Охота, на оленя - редкостное удовольствие, об ней нельзя не возвестить во всеуслышание. Но Санлисский лес далеко, придется там переночевать, прежде чем мы начнем гнать зверя, и вернемся мы только завтра,
поздно вечером. Пусть никто не тревожится о короле Наваррском! Господин
де Фервак говорит: - Я же знаю его, он рад, как мальчишка, что придется
ночевать в хижине угольщика. А я останусь здесь и займусь его, птицами.
- На самом деле, Фервак был оставлен нарочно: пусть наблюдает, что произойдет, когда побег станет очевидным! И пусть отправит гонцов и сообщит,
по какой дороге помчались преследователи. Фервак точно выполнил обещанное и первого всадника послал тут же, как только в замке Лувр начали
тревожиться. Король Франции высказал несколько мрачных предположений,
мать успокаивала его. Она и ее королек не подведут друг друга! А маленькое опоздание она ему охотно простит. Каким влюбленным в эту де Сов
он казался еще вчера вечером - да и не в одну Сов! Нет, слишком многое
удерживает его у нас!
Однако к концу второго дня - была как раз суббота - даже мадам Екатерина не выдержала. Она приказала позвать дочь, и, в присутствии ее
царственного брата, Марго пришлось дать ответ - где ее супруг. Она принялась уверять, что не знает, но ей стало не по себе. Все это начинало
сильно напоминать семейный суд, который над ней вершили не раз во времена ее брата Карла. Как же она может не знать, ответили ей весьма резко;
ведь ночь перед своим исчезновением супруг провел у нее! Верно, но она
ничего особенного не заметила. Неужели? И не было никаких секретных разговоров; и никаких секретных поручений ей не дано? Даже тишайшим шепотом
ей ни в чем не признались на супружеском ложе? И так как в тусклых глазах матери уже начиналось таинственное и зловещее поблескивание, бедняжка простерла свои прекрасные руки и воскликнула с отчаянием: Нет! - что
не было ложью только в буквальном смысле этого слова. Ибо Марго не нуждалась в откровенностях своего дорогого повелителя; она и без того почувствовала: его время пришло.
Некогда она необдуманно выдала его матери - чтобы предотвратить зло,
как ей тогда казалось. Сейчас уже никому не задержать того, что созрело;
почему же должна отвечать одна Марго? Сейчас мадам Екатерина не поднимет
на нее руки, но наверняка это сделает, если найдется, за что карать.

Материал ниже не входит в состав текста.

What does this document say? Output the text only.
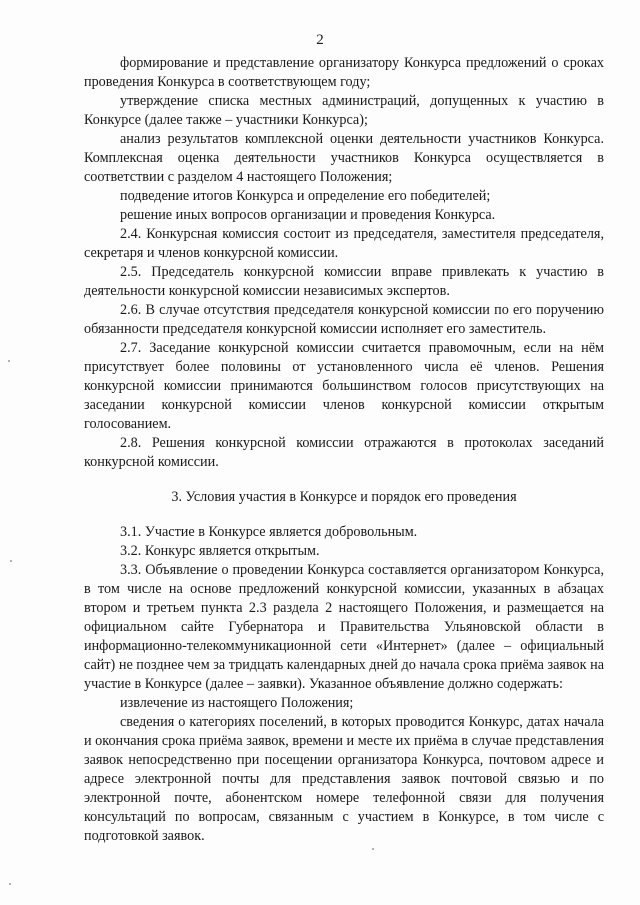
2

формирование и представление организатору Конкурса предложений о сроках проведения Конкурса в соответствующем году;

утверждение списка местных администраций, допущенных к участию в Конкурсе (далее также – участники Конкурса);

анализ результатов комплексной оценки деятельности участников Конкурса. Комплексная оценка деятельности участников Конкурса осуществляется в соответствии с разделом 4 настоящего Положения;

подведение итогов Конкурса и определение его победителей;

решение иных вопросов организации и проведения Конкурса.

2.4. Конкурсная комиссия состоит из председателя, заместителя председателя, секретаря и членов конкурсной комиссии.

2.5. Председатель конкурсной комиссии вправе привлекать к участию в деятельности конкурсной комиссии независимых экспертов.

2.6. В случае отсутствия председателя конкурсной комиссии по его поручению обязанности председателя конкурсной комиссии исполняет его заместитель.

2.7. Заседание конкурсной комиссии считается правомочным, если на нём присутствует более половины от установленного числа её членов. Решения конкурсной комиссии принимаются большинством голосов присутствующих на заседании конкурсной комиссии членов конкурсной комиссии открытым голосованием.

2.8. Решения конкурсной комиссии отражаются в протоколах заседаний конкурсной комиссии.

3. Условия участия в Конкурсе и порядок его проведения

3.1. Участие в Конкурсе является добровольным.

3.2. Конкурс является открытым.

3.3. Объявление о проведении Конкурса составляется организатором Конкурса, в том числе на основе предложений конкурсной комиссии, указанных в абзацах втором и третьем пункта 2.3 раздела 2 настоящего Положения, и размещается на официальном сайте Губернатора и Правительства Ульяновской области в информационно-телекоммуникационной сети «Интернет» (далее – официальный сайт) не позднее чем за тридцать календарных дней до начала срока приёма заявок на участие в Конкурсе (далее – заявки). Указанное объявление должно содержать:

извлечение из настоящего Положения;

сведения о категориях поселений, в которых проводится Конкурс, датах начала и окончания срока приёма заявок, времени и месте их приёма в случае представления заявок непосредственно при посещении организатора Конкурса, почтовом адресе и адресе электронной почты для представления заявок почтовой связью и по электронной почте, абонентском номере телефонной связи для получения консультаций по вопросам, связанным с участием в Конкурсе, в том числе с подготовкой заявок.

Здесь перед ними был свершившийся факт, возможность которого втайне уже
допущена, и оставалось только его признать. Поэтому, когда вечером король готовился отойти ко сну и Фервак ему все открыл, он, хоть и был поражен, но не вышел из себя. Это была тайная исповедь. Больше полутора
часов Фервак не отрывал своих губ от уха короля. А король забыл, что ему
надо действовать, не отдавал никаких приказаний, а только сидел и слушал, не замечая даже, что кто-то почесывал ему пятки.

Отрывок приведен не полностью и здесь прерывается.